Sono trascorsi 70 anni dalla fine della guerra e l’Italia è stata tenuta in una situazione di sequestro della verità. Mille avvenimenti segreti senza che mai si arrivasse fino alla verità fino in fondo. Ora è tempo di aprire gli archivi. La gente ha diritto a un periodo di racconti risolutivi per la venuta a galla della verità. Il crollo della partitocrazia ci riguarda tutti. Escano allora, come da anni in molti chiediamo, tutti gli scheletri da tutti gli armadi. Nessuno escluso. Altro che bruciare le intercettazioni. Vogliamo sapere e sentire tutto.

Gli italiani onesti, vessati, impauriti e impoveriti se lo meritano.

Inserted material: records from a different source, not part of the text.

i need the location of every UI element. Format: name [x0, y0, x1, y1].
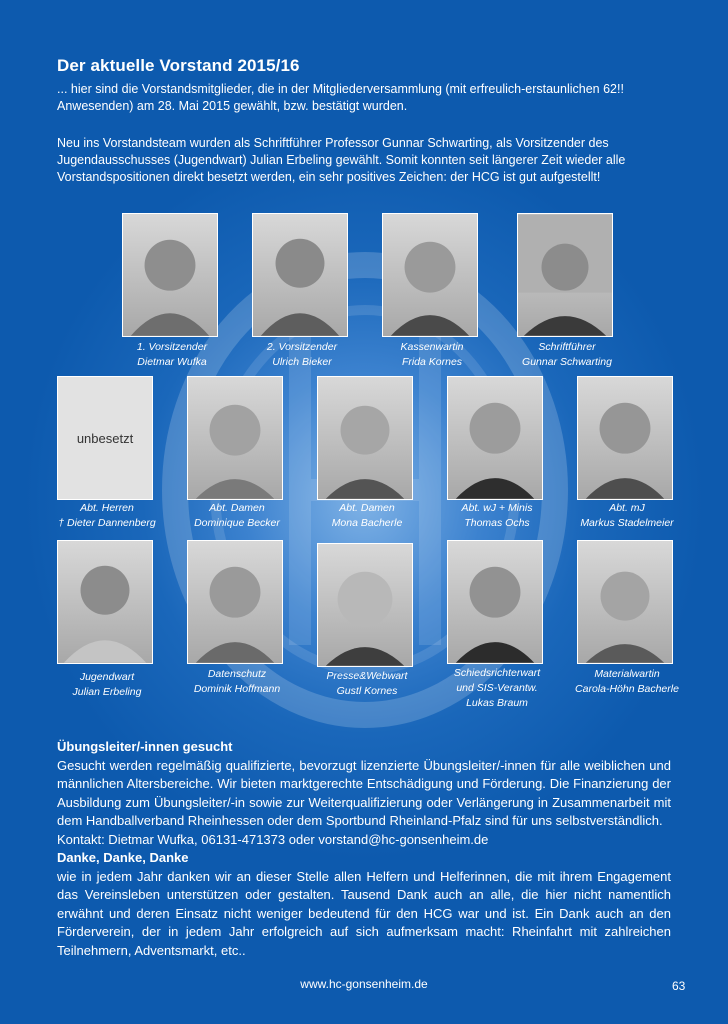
intro-text: ... hier sind die Vorstandsmitglieder, die in der Mitgliederversammlung (mit erfreulich-erstaunlichen 62!! Anwesenden) am 28. Mai 2015 gewählt, bzw. bestätigt wurden.: [57, 82, 624, 113]
news-text: Neu ins Vorstandsteam wurden als Schriftführer Professor Gunnar Schwarting, als Vorsitzender des Jugendausschusses (Jugendwart) Julian Erbeling gewählt. Somit konnten seit längerer Zeit wieder alle Vorstandspositionen direkt besetzt werden, ein sehr positives Zeichen: der HCG ist gut aufgestellt!: [57, 136, 626, 184]
photo-gunnar-schwarting: [517, 213, 613, 337]
trainers-heading: Übungsleiter/-innen gesucht: [57, 739, 233, 754]
caption-member-6: [167, 501, 307, 531]
caption-member-5: [37, 501, 177, 531]
member-name: Gustl Kornes: [336, 685, 398, 697]
member-name: Thomas Ochs: [464, 517, 530, 529]
thanks-body: wie in jedem Jahr danken wir an dieser Stelle allen Helfern und Helferinnen, die mit ihrem Engagement das Vereinsleben unterstützen oder gestalten. Tausend Dank auch an alle, die hier nicht namentlich erwähnt und deren Einsatz nicht weniger bedeutend für den HCG war und ist. Ein Dank auch an den Förderverein, der in jedem Jahr erfolgreich auf sich aufmerksam macht: Rheinfahrt mit zahlreichen Teilnehmern, Adventsmarkt, etc..: [57, 868, 671, 958]
member-role: Abt. mJ: [609, 502, 645, 514]
member-role: Presse&Webwart: [326, 670, 408, 682]
member-role: Abt. Damen: [339, 502, 395, 514]
page-number: 63: [672, 979, 686, 993]
member-name: Dominik Hoffmann: [193, 683, 281, 695]
caption-member-2: [232, 340, 372, 370]
thanks-heading: Danke, Danke, Danke: [57, 850, 189, 865]
photo-ulrich-bieker: [252, 213, 348, 337]
photo-thomas-ochs: [447, 376, 543, 500]
member-name: Carola-Höhn Bacherle: [575, 683, 679, 695]
photo-dominik-hoffmann: [187, 540, 283, 664]
member-name: Gunnar Schwarting: [522, 356, 612, 368]
member-role: Datenschutz: [207, 668, 267, 680]
member-name: † Dieter Dannenberg: [58, 517, 156, 529]
caption-member-4: [497, 340, 637, 370]
member-role: Abt. wJ + Minis: [461, 502, 533, 514]
member-role: Jugendwart: [79, 671, 135, 683]
member-name: Mona Bacherle: [331, 517, 403, 529]
caption-member-9: [557, 501, 697, 531]
member-role: Abt. Herren: [80, 502, 134, 514]
member-role: Materialwartin: [594, 668, 660, 680]
member-name: Dietmar Wufka: [137, 356, 207, 368]
photo-dominique-becker: [187, 376, 283, 500]
member-role: Abt. Damen: [209, 502, 265, 514]
page-title: Der aktuelle Vorstand 2015/16: [57, 56, 300, 75]
member-role: 2. Vorsitzender: [266, 341, 338, 353]
member-name: Lukas Braum: [466, 697, 528, 709]
caption-member-1: [102, 340, 242, 370]
caption-member-13: [427, 666, 567, 711]
caption-member-7: [297, 501, 437, 531]
trainers-contact: Kontakt: Dietmar Wufka, 06131-471373 oder vorstand@hc-gonsenheim.de: [57, 831, 489, 847]
footer-url[interactable]: www.hc-gonsenheim.de: [300, 977, 428, 991]
photo-dietmar-wufka: [122, 213, 218, 337]
member-name: Julian Erbeling: [72, 686, 142, 698]
member-role: 1. Vorsitzender: [136, 341, 208, 353]
member-role-2: und SIS-Verantw.: [456, 682, 538, 694]
photo-mona-bacherle: [317, 376, 413, 500]
photo-lukas-braum: [447, 540, 543, 664]
member-role: Kassenwartin: [400, 341, 464, 353]
member-role: Schiedsrichterwart: [453, 667, 541, 679]
caption-member-3: [362, 340, 502, 370]
photo-gustl-kornes: [317, 543, 413, 667]
photo-vacant: unbesetzt: [57, 376, 153, 500]
trainers-section: [57, 738, 671, 960]
caption-member-10: [37, 670, 177, 700]
caption-member-12: [297, 669, 437, 699]
member-name: Frida Kornes: [401, 356, 463, 368]
caption-member-11: [167, 667, 307, 697]
member-name: Dominique Becker: [194, 517, 280, 529]
member-name: Markus Stadelmeier: [580, 517, 674, 529]
photo-julian-erbeling: [57, 540, 153, 664]
member-name: Ulrich Bieker: [272, 356, 332, 368]
member-role: Schriftführer: [538, 341, 596, 353]
photo-markus-stadelmeier: [577, 376, 673, 500]
caption-member-8: [427, 501, 567, 531]
photo-frida-kornes: [382, 213, 478, 337]
caption-member-14: [557, 667, 697, 697]
trainers-body: Gesucht werden regelmäßig qualifizierte, bevorzugt lizenzierte Übungsleiter/-innen für alle weiblichen und männlichen Altersbereiche. Wir bieten marktgerechte Entschädigung und Förderung. Die Finanzierung der Ausbildung zum Übungsleiter/-in sowie zur Weiterqualifizierung oder Verlängerung in Zusammenarbeit mit dem Handballverband Rheinhessen oder dem Sportbund Rheinland-Pfalz sind für uns selbstverständlich.: [57, 757, 671, 828]
photo-carola-hoehn-bacherle: [577, 540, 673, 664]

È il tempo della resa dei conti con chi ha dilapidato un immenso patrimonio morale, di ingegno e di creatività producendo al suo posto un benessere fittizio, drogato dagli sperperi pubblici, basato sulla corruzione, la clientela se non la servitù. L’Italia della partitocrazia ha premiato i furbi e i corrotti, punendo per intere generazioni i cittadini operosi, silenziosamente impegnati nelle professioni, nelle arti, nei mestieri umili, nei faticosi cantieri, nelle miniere, nelle acciaierie. Persone preparate, umili ma non asservite al giogo dei partiti e dei loro dittatorelli. Chi non ce l’ha fatta a sopportare tutto questo e ne ha avuto l’opportunità se n’è andato. I quadri delinquenziali dei partiti ci hanno spogliato dei nostri fratelli migliori. La fuga dei cervelli è stata frenetica. Ora per gli italiani si apre una nuova stagione al servizio delle giustizia e della libertà.